Ultimately, Warlick wants to look for correlations between the guillemot’s population numbers and reproductive success and marine conditions, such as coastal upwelling or sea surface temperature. The challenge, she says, is that since pigeon guillemots are so cosmopolitan, and much more willing than other marine birds to nest in the vicinity of, say, a housing development, or near people who regularly walk their dogs, declines she detects could be due to any number of reasons. “They’re urban birds, so we can’t restrict our range of potential influences,” Warlick says. “We have to be thoughtful to the fact that what we really should be doing is paying attention to everything.”
Keeping an eye out
Wood and I walk the shore of Mutiny Bay for a little longer and then head to another colony just up the beach called Mutiny Sands, but the guillemots are quiet there, too.
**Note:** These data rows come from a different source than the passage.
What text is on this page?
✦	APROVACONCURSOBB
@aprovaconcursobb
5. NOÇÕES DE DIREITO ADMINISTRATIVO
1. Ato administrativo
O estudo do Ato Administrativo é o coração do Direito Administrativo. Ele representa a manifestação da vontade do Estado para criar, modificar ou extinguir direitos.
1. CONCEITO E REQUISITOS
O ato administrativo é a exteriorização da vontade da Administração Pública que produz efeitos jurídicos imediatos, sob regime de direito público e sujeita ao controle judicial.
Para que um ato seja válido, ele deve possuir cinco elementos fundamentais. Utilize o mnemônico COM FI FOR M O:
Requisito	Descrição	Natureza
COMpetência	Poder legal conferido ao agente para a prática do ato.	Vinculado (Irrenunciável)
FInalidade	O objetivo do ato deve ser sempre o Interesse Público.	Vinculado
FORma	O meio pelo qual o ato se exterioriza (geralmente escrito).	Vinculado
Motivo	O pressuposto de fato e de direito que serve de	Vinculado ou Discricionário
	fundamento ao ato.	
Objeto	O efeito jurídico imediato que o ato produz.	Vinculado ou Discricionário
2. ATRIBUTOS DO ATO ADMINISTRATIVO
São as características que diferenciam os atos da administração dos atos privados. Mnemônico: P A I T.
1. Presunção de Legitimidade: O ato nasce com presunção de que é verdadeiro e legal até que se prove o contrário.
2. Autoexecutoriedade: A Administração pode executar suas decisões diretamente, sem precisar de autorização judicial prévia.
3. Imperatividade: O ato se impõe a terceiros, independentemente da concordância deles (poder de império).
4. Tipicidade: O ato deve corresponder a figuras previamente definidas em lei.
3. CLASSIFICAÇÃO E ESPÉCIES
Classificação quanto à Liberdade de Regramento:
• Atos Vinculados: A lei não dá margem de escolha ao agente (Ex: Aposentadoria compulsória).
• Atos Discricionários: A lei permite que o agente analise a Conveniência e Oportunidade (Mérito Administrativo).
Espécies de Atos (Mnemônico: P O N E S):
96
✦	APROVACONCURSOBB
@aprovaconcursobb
Wood is a little fretful on my behalf, but she need not be — it is nice to walk the beach, to see what birds there are, to watch them go about their business however discreetly.
“Yes, that’s one of the appeals, just being outside,” Wood says. “But you should come back in July. Then it will really be hopping — I promise.”
I tell her I will, and we say our farewells so I can catch the ferry back to the mainland at Clinton. “Oh, you should keep an eye out for guillemots,” Wood says. “They burrow right under the ferry dock.”
I get to the dock and take my place in the columns of cars. Having watched a ferry just depart, I have time to walk down to the small public beach nearby. A family is digging in the sand, a couple of people are walking a large happy dog. But out on the water, perhaps fifty yards from shore, a single guillemot is bobbing along with the ferry’s lingering chop. It makes no noise, and from where I am it is impossible to see anything more than its stubby black profile. Then a guillemot flies out from under the long ferry pier, where it must have been perched. It splashes down right next to the first guillemot, and the two mildly joust with their bills, whether in affection or competition it is difficult to say.
A couple of seconds later, two more guillemots fly out from under the pier to join the first pair, and seconds after them, two more. The six guillemots gather together in a little group. Even from this distance, even with everything else going on — the cars and trucks grumbling to their places, the children laughing in the surf, the dog barking at something — I soon can make out another set of sounds: the te-te-te-teeteeteeteetees and sweeeeeeeees and ziiiiiiiings of gabby guillemots, before two of them lift off suddenly to chase each other around.